RolloutSkip Function Usage Documentation

docs/advance/rollout_skip.rst

0.8.02.0 KB
Original Source

RolloutSkip Function Usage Documentation

Last updated: 2026-03-25

Applicable Scenarios

The RolloutSkip utility accelerates RL training by caching and reusing pre-generated rollout data, avoiding redundant sequence generation during debugging, replay, or fixed-experiment runs.

It is suitable for:

  1. Re-running experiments with the same configuration
  2. Speeding up training by skipping repeated generation
  3. Reproducing rollout results in debugging

API and Usage Example

Trainer Adaptation

RolloutSkip is already supported in ``RayDAPOTrainer`` and ``RayPPOTrainer``.

Example integration:

.. code-block:: python

    from verl.utils.rollout_skip import RolloutSkip

    # Inside trainer.fit()
    rollout_skip = RolloutSkip(self.config, self.async_rollout_manager)
    rollout_skip.wrap_generate_sequences()


Basic Configuration

Add these parameters to enable RolloutSkip:

.. code-block:: bash

actor_rollout_ref.rollout.skip.enable=True
actor_rollout_ref.rollout.skip.dump_dir=/path/to/rollout_dump
actor_rollout_ref.rollout.skip.max_dump_step=10

Configuration Parameters

  • skip.enable: Enable or disable RolloutSkip.
  • skip.dump_dir: Root directory to save cached rollout data.
  • skip.max_dump_step: Maximum number of steps to cache.

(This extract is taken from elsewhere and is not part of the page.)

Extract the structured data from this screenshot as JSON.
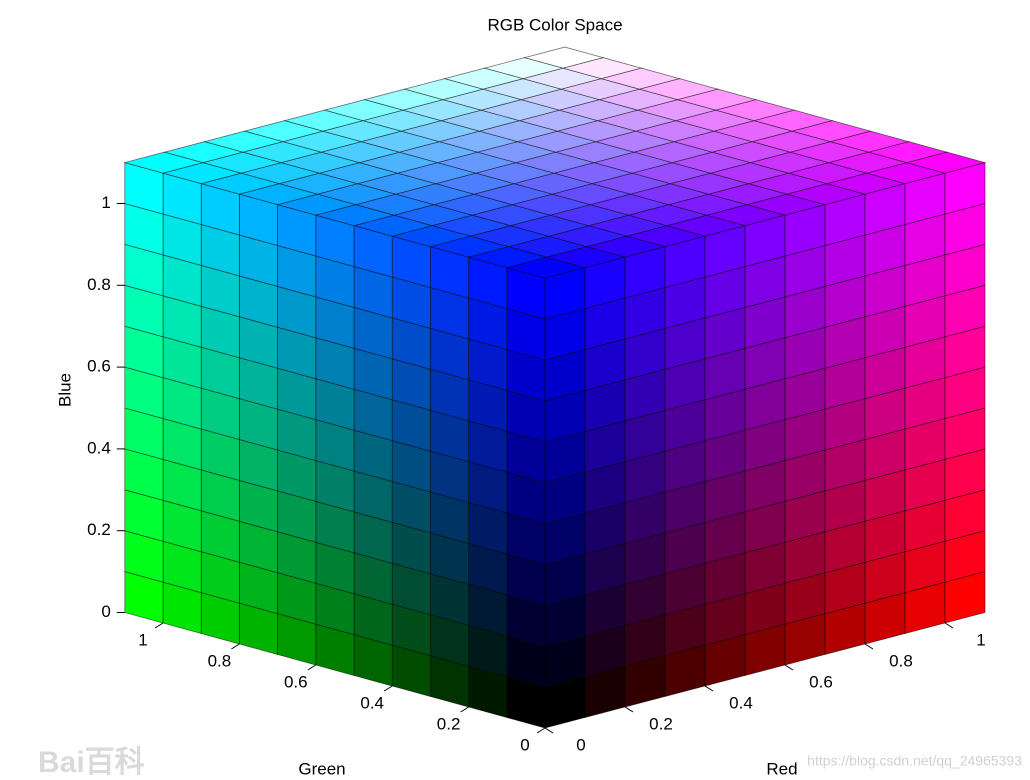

Cached Directory Structure

The directory structure is automatically generated to isolate different experiments:

.. code-block:: text

{dump_dir}/{exp_name}_{project_name}/
└── GBS{gbs}_N{n}_in{prompt_len}_out{response_len}/
    ├── train_step__gen_step.txt
    ├── genstep_000001/
    │   ├── new_batch.dp
    │   ├── gen_batch.dp
    │   └── meta.json
    └── genstep_000002/

Each genstep_* folder contains:

  • new_batch.dp: Input prompt batch
  • gen_batch.dp: Generated response batch
  • meta.json: Step metadata